The debate on grading surgeons publicly has a new twist this AM. Historically there are three camps: those that think such report cards boost quality of health care, those that feel they really have no effect because patients ignore them (they tend to go on their doctor's recommendation), or third, those that think they may have some beneficial effect, but those effects can be offset by hospitals and surgeons gaming the system by avoiding sicker patients. (Historically, demographics and location have left a bias to smaller hospitals in poorer neighborhoods seeing sicker patients in my view).

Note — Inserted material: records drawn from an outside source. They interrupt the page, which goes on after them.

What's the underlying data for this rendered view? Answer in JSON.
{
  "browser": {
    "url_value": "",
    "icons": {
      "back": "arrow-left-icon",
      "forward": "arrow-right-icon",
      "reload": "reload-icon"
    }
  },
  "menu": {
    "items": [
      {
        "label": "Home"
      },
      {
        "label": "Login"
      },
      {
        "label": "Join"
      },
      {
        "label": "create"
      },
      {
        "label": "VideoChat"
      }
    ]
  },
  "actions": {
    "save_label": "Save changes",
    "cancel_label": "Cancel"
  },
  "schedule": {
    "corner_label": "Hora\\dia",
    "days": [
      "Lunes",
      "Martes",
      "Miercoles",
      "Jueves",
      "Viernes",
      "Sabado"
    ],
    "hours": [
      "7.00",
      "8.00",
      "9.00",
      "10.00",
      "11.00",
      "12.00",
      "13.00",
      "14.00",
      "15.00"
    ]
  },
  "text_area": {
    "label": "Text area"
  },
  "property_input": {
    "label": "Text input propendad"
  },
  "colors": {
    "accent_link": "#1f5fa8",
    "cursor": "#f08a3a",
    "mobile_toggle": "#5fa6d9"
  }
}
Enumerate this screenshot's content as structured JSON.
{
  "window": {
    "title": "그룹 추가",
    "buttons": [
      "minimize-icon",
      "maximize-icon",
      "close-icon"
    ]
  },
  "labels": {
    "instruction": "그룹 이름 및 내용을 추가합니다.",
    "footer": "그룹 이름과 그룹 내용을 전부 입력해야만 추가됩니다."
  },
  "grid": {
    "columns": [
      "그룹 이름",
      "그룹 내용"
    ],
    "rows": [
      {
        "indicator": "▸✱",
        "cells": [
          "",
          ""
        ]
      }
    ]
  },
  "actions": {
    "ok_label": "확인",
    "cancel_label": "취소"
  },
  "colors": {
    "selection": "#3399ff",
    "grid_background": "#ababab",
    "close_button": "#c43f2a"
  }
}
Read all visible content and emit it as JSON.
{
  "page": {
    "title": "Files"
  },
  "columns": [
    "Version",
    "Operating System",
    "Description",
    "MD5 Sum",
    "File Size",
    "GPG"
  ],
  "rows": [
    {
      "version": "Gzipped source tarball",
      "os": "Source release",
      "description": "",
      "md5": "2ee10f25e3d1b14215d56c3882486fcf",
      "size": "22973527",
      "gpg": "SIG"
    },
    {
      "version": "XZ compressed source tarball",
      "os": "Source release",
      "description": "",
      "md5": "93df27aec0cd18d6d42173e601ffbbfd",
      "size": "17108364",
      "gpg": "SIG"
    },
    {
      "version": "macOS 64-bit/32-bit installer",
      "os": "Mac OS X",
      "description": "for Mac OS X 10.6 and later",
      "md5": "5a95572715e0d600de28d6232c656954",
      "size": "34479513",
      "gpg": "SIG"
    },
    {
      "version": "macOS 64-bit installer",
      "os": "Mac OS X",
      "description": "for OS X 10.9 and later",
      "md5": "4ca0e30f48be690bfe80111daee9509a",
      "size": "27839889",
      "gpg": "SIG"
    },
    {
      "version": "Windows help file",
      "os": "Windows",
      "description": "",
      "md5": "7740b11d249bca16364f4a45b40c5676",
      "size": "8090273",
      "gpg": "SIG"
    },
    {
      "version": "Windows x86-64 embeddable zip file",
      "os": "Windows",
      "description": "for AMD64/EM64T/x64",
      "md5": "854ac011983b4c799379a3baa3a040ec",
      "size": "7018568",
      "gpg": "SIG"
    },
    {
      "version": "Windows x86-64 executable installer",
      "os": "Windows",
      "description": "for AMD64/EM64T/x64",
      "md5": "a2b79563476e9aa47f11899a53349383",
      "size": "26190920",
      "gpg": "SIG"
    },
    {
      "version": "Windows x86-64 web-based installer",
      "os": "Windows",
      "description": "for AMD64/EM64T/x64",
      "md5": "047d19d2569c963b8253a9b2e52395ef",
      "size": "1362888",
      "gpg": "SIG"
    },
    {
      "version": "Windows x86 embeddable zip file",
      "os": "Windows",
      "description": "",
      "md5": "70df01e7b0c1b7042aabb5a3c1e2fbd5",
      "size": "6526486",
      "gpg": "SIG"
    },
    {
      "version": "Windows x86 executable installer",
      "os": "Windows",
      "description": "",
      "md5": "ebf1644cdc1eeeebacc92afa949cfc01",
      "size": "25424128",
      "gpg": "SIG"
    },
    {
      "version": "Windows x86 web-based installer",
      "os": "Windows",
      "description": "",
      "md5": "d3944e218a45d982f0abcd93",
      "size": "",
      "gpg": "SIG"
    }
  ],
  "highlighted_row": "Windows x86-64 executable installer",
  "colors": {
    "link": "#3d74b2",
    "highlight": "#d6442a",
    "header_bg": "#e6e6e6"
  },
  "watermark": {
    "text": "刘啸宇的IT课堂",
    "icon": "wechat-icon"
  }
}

David Wessel in today's Wall Street Journal noted that researchers have discovered that when surgeons that are labeled publically with bad marks, they quit:
"These are cardiac surgeons, the best students in med school, residency, fellowships - they've always been the stars. It's psychologically difficult to have spent 15 or 20 years training and practicing and then to be identified publically as one of the worst in the state," speculates Ashish Jha, one of the Harvard researchers.
I can't say I blame them. What other profession is subject to such public scruitiny and ridicule? There is no other profession that has such an arduous and complicated vetting process. I certainly never see lawyers subject themselves to public "grades." Sadly, I suppose the closest thing to such "grading" is politics and the press - but the press's objectivity (like the "tests" that surgeons must subject themselves to in the name of "quality") can miss the mark badly and ruin careers. And how many politicians attend to their constituents after hours, get called at three AM for a prescription for Xanax, or leave their families in the middle of their son's graduation to repair the ruptured aneurism in a total stranger?

The Wall Street Journal article missed another important issue. Maybe some of these surgeons were quitting because there just isn't as much work for them any more due to the innovations of drug-eluting stents and cholesterol-lowering statin drugs or the fact that liability insurance costs forced them to "retire."